Roger Nagel

The economy is opening up, ever so slowly, with retail stores and restaurants returning to limited operations.

Vaccine development and therapies for treating COVID-19 are showing promising signs of success, at a pace that surpasses historical experience. Increased testing is yielding knowledge on spread of the disease.

Today, small-business owners are much more aware of what safety measures to take, and how to plan for worst-case scenarios. The uncertainty of the times has not entirely gone away, but this is good news.

So, is it time for a new dialogue? I think it is.

Most small-businesses are now 50 percent through their unique eight-week period to qualify for Paycheck Protection Program loan forgiveness. Each has been working hard to document how proceeds have been spent on eligible expenses to assure forgiveness.

Hoping the spread of the virus is being curtailed, many business owners and managers are looking forward to the future, with cash to invest. A new dialogue starts with answering the question: What shall I do with this potential windfall?

Unfortunately, it is true that many small-business owners may survive this unprecedented time with excess cash they will spend on themselves: a new car, new house or big vacation.

That’s human nature. It happens that way every time we have an oil boom.

But today we can begin planning for a better way to invest that capital to ensure a strong economy will return sooner, not later. Consider these ideas:

  • Expanding your existing business: Is this the right time for you to add a second location? Will that be across town or in another state? Does your business expansion include a new product line or new service at existing facilities with state-of-the-art equipment?

Is it time to consider refinancing old debt? Purchasing facilities that have been leased?

Will you pursue greater market penetration through aggressive marketing and sales?

Should you consider acquiring a competitor or someone seeking an exit for retirement? Will you diversify to add vertical integration, eliminating a costly middle man in your current operations?

  • Investing in your workforce: Perhaps this capital can best be spent on new processes and procedures. New innovation in techniques and delivery may require retraining and retooling.
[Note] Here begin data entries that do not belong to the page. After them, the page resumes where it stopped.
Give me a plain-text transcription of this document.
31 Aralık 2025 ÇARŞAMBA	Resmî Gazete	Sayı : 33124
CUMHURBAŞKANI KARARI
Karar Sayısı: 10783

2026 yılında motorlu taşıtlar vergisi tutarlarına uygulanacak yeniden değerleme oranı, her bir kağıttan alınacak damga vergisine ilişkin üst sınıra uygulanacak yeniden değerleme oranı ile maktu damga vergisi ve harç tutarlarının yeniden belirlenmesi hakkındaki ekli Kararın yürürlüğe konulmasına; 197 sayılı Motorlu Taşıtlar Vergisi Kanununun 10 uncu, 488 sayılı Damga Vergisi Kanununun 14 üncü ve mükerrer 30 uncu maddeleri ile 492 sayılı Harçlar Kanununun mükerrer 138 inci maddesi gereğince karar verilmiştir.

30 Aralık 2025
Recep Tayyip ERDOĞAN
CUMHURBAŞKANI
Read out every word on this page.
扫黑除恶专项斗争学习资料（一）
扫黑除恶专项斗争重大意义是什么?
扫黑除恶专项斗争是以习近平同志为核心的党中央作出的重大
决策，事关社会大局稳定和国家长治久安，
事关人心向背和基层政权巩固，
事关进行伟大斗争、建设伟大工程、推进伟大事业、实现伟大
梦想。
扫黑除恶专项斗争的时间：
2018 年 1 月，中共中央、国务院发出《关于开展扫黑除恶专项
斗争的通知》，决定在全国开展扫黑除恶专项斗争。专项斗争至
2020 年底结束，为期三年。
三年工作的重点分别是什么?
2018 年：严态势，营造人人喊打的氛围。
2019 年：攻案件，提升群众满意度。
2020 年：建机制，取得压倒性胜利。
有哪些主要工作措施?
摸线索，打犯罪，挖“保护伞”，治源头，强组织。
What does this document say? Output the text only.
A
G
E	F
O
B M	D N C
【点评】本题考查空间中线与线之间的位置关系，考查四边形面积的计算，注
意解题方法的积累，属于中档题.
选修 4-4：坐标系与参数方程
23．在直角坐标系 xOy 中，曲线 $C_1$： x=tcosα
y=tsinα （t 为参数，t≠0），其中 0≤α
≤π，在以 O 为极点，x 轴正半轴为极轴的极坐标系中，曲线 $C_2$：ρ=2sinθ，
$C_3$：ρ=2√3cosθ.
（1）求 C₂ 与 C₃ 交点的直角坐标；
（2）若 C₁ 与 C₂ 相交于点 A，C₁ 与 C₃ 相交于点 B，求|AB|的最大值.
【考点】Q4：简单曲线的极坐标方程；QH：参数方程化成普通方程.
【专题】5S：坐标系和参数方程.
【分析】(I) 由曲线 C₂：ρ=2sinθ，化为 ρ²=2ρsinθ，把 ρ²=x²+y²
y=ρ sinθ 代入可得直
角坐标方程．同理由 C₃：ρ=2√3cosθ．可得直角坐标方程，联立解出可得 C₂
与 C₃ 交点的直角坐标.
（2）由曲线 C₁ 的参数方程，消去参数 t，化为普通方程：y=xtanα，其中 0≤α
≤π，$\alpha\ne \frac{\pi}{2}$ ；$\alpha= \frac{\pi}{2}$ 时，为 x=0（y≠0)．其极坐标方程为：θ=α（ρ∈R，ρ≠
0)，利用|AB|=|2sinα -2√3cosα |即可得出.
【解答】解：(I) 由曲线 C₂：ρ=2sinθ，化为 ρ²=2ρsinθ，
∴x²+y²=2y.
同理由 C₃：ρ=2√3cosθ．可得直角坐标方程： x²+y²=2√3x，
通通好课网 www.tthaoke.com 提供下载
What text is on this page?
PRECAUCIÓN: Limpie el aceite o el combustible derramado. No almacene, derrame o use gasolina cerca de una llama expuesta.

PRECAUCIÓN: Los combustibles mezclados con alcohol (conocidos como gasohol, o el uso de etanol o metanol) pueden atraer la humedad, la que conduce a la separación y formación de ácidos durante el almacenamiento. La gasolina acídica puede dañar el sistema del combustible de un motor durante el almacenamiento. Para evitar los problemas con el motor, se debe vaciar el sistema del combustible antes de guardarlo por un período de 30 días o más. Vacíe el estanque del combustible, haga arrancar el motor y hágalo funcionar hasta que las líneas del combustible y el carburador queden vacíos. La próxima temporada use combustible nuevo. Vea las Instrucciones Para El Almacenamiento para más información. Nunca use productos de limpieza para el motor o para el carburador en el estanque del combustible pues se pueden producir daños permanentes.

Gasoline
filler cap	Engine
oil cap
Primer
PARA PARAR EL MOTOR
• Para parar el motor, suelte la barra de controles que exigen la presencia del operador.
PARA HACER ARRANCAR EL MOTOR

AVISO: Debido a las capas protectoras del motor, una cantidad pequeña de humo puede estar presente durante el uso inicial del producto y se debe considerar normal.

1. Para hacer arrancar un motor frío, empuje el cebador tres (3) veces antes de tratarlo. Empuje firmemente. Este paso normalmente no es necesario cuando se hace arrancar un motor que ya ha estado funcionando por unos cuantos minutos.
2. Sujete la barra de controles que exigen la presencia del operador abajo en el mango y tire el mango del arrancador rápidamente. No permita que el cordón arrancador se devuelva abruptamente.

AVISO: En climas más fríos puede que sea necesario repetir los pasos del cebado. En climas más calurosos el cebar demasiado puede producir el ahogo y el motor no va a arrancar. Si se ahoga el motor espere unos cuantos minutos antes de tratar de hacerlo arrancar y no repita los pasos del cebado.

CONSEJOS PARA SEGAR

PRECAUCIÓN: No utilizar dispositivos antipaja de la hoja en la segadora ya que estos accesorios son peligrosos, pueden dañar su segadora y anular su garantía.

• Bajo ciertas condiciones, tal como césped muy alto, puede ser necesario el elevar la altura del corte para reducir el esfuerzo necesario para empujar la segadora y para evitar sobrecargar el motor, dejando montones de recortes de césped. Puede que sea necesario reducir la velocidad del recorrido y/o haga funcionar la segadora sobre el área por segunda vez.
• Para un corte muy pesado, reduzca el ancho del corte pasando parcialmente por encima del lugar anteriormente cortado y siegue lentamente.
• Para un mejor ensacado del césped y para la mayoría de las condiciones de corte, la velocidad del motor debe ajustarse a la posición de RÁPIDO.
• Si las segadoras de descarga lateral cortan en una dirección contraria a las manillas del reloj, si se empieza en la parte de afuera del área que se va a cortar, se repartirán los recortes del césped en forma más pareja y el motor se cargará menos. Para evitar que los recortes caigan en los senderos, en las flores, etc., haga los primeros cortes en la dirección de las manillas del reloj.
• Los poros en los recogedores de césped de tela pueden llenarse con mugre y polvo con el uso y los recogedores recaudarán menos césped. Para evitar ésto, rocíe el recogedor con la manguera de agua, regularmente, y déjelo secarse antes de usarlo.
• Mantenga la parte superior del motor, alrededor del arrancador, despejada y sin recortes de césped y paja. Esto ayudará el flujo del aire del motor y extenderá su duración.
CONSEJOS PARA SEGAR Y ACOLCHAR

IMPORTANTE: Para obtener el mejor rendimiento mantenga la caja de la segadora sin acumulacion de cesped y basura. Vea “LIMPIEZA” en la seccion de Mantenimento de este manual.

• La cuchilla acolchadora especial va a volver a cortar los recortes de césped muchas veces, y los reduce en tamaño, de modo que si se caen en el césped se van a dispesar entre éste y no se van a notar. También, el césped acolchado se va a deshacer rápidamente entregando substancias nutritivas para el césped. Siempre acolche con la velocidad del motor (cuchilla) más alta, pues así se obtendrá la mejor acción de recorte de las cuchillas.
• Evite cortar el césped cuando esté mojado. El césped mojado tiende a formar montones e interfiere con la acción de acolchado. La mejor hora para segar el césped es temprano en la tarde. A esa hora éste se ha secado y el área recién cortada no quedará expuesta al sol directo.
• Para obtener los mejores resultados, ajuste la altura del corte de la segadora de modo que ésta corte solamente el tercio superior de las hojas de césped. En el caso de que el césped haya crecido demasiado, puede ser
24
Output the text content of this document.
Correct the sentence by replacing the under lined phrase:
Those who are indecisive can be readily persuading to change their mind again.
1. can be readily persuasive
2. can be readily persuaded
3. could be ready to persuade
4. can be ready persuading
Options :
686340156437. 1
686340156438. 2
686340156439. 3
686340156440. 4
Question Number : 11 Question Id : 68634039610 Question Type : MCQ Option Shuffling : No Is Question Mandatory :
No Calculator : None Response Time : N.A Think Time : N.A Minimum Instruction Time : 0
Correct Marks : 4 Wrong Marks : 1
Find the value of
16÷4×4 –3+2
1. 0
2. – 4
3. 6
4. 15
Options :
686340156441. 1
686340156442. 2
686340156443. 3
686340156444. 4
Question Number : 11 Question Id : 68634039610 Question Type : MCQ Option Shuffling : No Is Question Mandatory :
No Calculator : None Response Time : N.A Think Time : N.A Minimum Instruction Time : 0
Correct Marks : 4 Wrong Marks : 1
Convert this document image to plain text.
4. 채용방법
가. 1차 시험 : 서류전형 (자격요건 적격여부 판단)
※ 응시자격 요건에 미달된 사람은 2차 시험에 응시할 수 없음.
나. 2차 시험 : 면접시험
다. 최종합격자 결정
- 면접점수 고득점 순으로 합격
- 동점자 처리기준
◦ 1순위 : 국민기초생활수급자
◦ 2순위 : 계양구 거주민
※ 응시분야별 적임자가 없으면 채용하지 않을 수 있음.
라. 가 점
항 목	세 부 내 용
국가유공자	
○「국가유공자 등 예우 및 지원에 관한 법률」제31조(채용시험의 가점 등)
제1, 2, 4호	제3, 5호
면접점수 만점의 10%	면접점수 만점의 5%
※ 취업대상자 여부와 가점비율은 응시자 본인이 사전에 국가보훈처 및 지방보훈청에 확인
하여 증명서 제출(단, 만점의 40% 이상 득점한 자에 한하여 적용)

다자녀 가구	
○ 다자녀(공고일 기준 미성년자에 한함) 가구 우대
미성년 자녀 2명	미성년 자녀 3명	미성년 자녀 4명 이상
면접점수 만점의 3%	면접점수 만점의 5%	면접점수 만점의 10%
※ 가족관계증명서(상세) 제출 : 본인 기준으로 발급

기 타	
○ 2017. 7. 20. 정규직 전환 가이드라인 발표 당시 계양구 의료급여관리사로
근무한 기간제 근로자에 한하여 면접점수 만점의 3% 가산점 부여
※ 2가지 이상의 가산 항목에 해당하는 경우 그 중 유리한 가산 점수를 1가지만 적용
Likewise, employee-retention efforts may include new incentive compensation programs that reward superior performance. Similarly, there may be much to be gained in recruiting new talent that supports existing staffing to liberate skills that have created limitations and bottlenecks.

What benefits might be gained by visiting the sites of similar businesses that are not competitors (due to location) to learn what could be improved?

  • Better management information: Do you have the technology and people to run it to gain a competitive edge?

Do you know the elements of costs and profits in critical aspects of your business and how they change on a monthly basis? Can you accurately forecast the results of these plans?

What better time than now, to begin a new dialogue for the future?